Religião

26/07/2021 | domtotal.com

Bispo dos EUA fala da 'divisão racial' da Igreja Católica

Em entrevista, dom Braxton fala de seu livro que relata como a divisão racial continua se manifestando dentro da Igreja

Dom Edward K. Braxton, de Belleville (EUA), após celebração em Roma durante visita ad limina do episcopado estadunidense
Dom Edward K. Braxton, de Belleville (EUA), após celebração em Roma durante visita ad limina do episcopado estadunidense (CNS/Robert Duncan)

Jesse Bogan*
NCR

O bispo Edward Braxton, um dos poucos bispos afro-americanos na Igreja Católica Romana, raramente fala com a imprensa. Braxton diz que não vive em um mundo binário e polarizado de "sim ou não" e, em vez disso, faz declarações em cartas pastorais e outros escritos.
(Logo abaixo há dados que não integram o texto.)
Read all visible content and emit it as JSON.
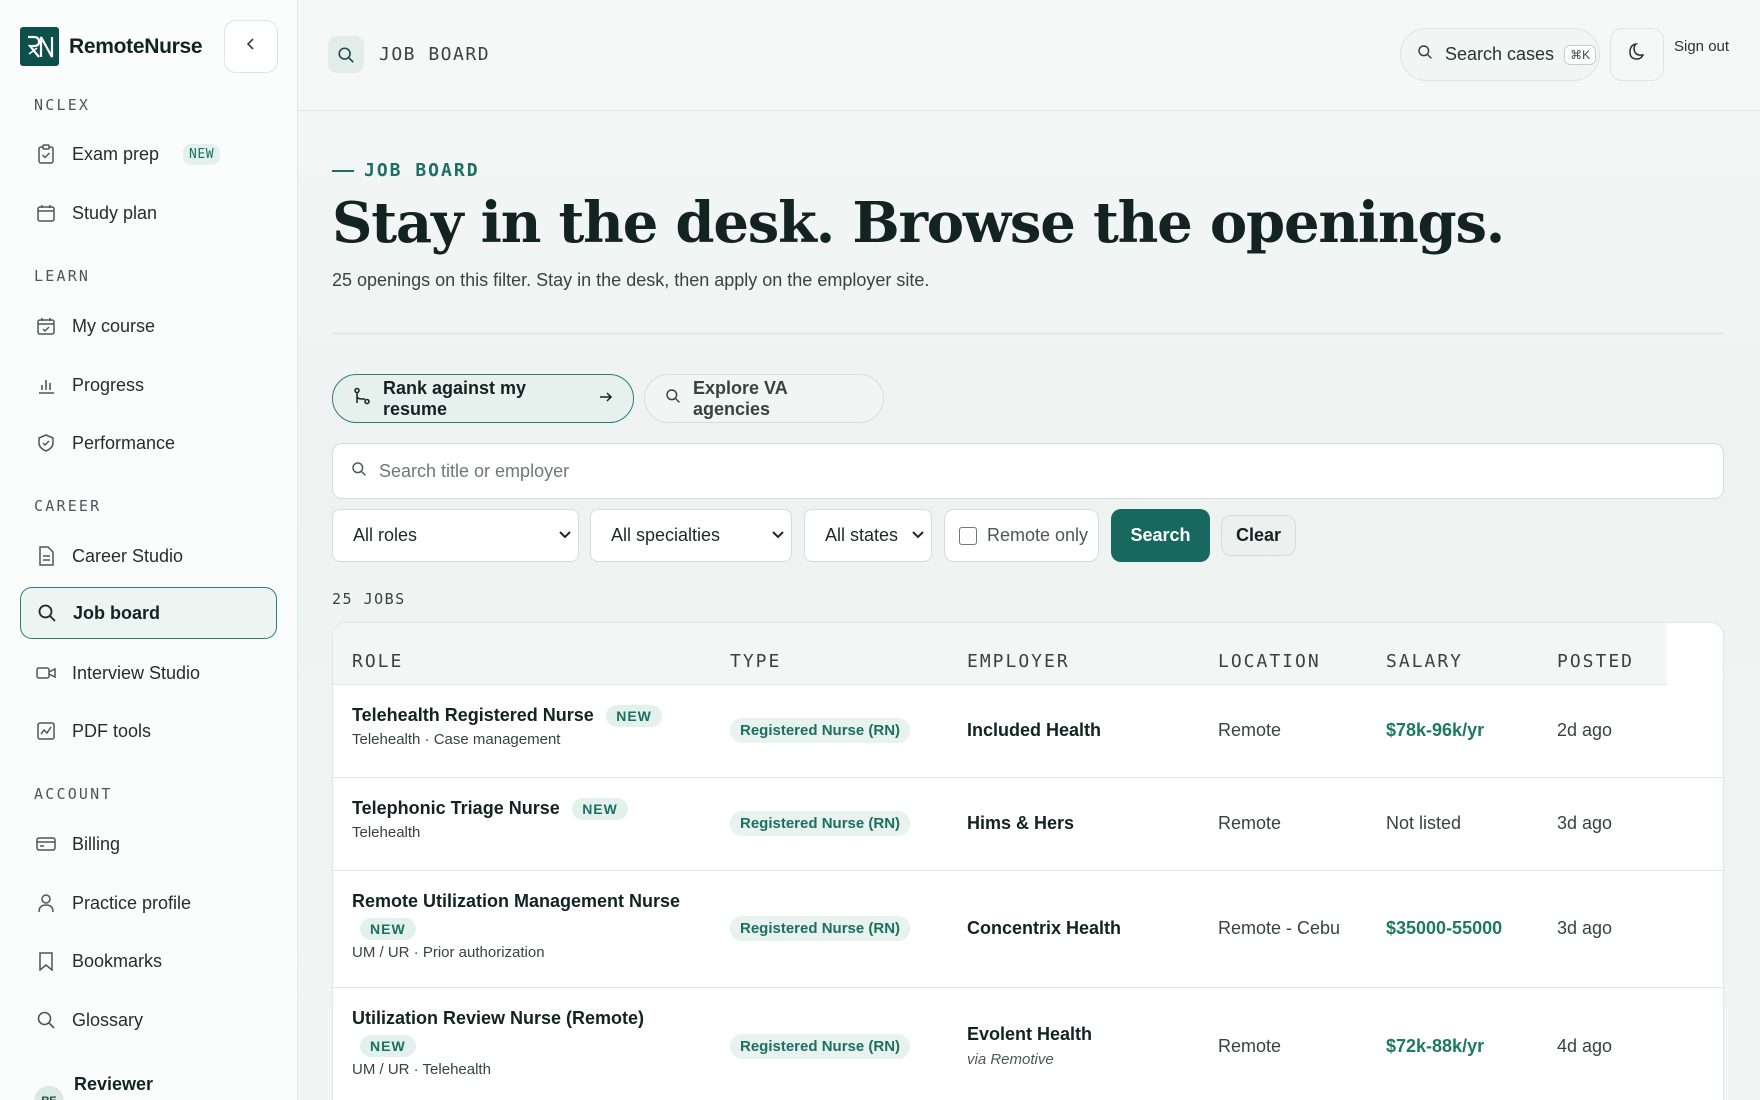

"Meu pensamento é mais matizado do que algo que você coloca no noticiário da tarde", disse Braxton, que agora tem 77 anos. "Escrevo enquanto falo. Tenho um ponto de vista emocionante sobre muitas experiências".

Seus pais, da igreja batista do Mississippi, migraram para o sul de Chicago em 1941. As escolas católicas motivaram sua conversão. Braxton disse que se tornou o único afro-americano em sua turma de formatura em um seminário preparatório para o ensino médio. Lá, escolheu o filósofo Aristóteles ao invés do basquete.

Ordenado sacerdote em 1970, tornou-se estudante de pós-graduação na Bélgica, obtendo o doutorado em teologia e estudos religiosos. Ensinou em Harvard, na Universidade de Notre Dame e em outros lugares, mas finalmente percebeu que não seria feliz como padre "exclusivamente focado na vida intelectual".

Seu comportamento formal acompanhou seu papel de pastor e bispo. Para alguns, Braxton parece distante, mas fica sempre à vontade rodeado de livros e arte. Seu toque é definido pelo Pai Nosso cantado em latim. No verão passado, após 15 anos no governo, tornou-se bispo emérito da Diocese de Belleville. Anteriormente havia servido como bispo na Louisiana e bispo auxiliar em St. Louis.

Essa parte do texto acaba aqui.